Does a function parameter that accepts a string reference point directly to the string variable or the data on the heap in Rust

Question

I've taken this picture and code from The Rust Book.

Why does s point to s1 rather than just the data on the heap itself?

If so this is how it works? How does the s point to s1. Is it allocated memory with a ptr field that contains the memory address of s1. Then, does s1, in turn point to the data.

In s1, I appear to be looking at a variable with a pointer, length, and capacity. Is only the ptr field the actual pointer here?
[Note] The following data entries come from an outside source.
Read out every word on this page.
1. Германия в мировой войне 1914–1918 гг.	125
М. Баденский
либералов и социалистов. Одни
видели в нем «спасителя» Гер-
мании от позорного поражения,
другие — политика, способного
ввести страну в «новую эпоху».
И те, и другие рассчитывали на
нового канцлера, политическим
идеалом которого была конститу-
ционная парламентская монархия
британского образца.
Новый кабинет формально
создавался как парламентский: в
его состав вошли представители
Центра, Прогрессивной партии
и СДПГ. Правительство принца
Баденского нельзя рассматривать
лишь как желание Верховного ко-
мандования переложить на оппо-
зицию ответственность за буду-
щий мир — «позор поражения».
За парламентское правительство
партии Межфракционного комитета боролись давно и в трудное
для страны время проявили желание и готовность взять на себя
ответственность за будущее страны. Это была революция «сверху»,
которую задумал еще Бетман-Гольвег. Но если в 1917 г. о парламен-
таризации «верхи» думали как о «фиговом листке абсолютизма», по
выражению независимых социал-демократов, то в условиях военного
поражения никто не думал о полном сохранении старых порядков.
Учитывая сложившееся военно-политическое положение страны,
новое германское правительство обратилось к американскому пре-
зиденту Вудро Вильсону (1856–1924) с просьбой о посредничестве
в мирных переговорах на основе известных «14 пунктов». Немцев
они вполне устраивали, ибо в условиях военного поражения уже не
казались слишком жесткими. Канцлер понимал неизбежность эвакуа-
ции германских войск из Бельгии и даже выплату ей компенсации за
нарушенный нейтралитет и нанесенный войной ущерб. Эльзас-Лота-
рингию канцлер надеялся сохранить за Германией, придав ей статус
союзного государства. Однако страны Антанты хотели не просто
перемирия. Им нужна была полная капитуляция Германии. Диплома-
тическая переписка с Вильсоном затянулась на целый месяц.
This is my first systems level language, so I don't think comparisons to C/C++ will help me grok this. I think part of the problem is that I don't quite understand what exactly pointers are and how the OS allocates/deallocates memory.

fn main() {
    let s1 = String::from("hello");

    let len = calculate_length(&s1);

    println!("The length of '{}' is {}.", s1, len);
}

fn calculate_length(s: &String) -> usize {
    s.len()
}

Answer 1

• The memory is just a huge array, which can be indexed by any offset (e.g. u64).
• This offset is called address,
• and a variable that stores an address called a pointer.
• However, usually only some small part of memory is allocated, so not every address is meaningful (or valid).
• Allocation is a request to make a (sequential) range of addresses meaningful to the program (so it can access/modify).
• Every object (and by object I mean any type) is located in allocated memory (because non-allocated memory is meaningless to the program).
• Reference is actually a pointer that is guaranteed (by a compiler) to be valid (i.e. derived from address of some object known to a compiler). Take a look at std doc also.

Here an example of these concepts (playground):

// This is, in real program, implicitly defined,
// but for the sake of example made explicit.
// If you want to play around with the example,
// don't forget to replace `usize::max_value()`
// with a smaller value.
let memory = [uninitialized::<u8>(); usize::max_value()];

// Every value of `usize` type is valid address.
const SOME_ADDR: usize = 1234usize;

// Any address can be safely binded to a pointer,
// which *may* point to both valid and invalid memory.
let ptr: *const u8 = transmute(SOME_ADDR);

// You find an offset in our memory knowing an address
let other_ptr: *const u8 = memory.as_ptr().add(SOME_ADDR);

// Oversimplified allocation, in real-life OS gives a block of memory.
unsafe { *other_ptr = 15; }

// Now it's *meaningful* (i.e. there's no undefined behavior) to make a reference.
let refr: &u8 = unsafe { &*other_ptr };

I hope that clarify most things out, but let's cover the questions explicitly though.

Why does s point to s1 rather than just the data on the heap itself?

s is a reference (i.e. valid pointer), so it points to the address of s1. It might (and probably would) be optimized by a compiler for being the same piece of memory as s1, logically it still remains a different object that points to s1.

How does the s point to s1. Is it allocated memory with a ptr field that contains the memory address of s1.

The chain of "pointing" still persists, so calling s.len() internally converted to s.deref().len, and accessing some byte of the string array converted to s.deref().ptr.add(index).deref().

There are 3 blocks of memory that are displayed on the picture: &s, &s1, s1.ptr are different (unless optimized) memory addresses. And all of them are stored in the allocated memory. The first two are actually stored at pre-allocated (i.e. before calling main function) memory called stack and usually it is not called an allocated memory (the practice I ignored in this answer though). The s1.ptr pointer, in contrast, points to the memory that was allocated explicitly by a user program (i.e. after entering main).

In s1, I appear to be looking at a variable with a pointer, length, and capacity. Is only the ptr field the actual pointer here?

Yes, exactly. Length and capacity are just common unsigned integers.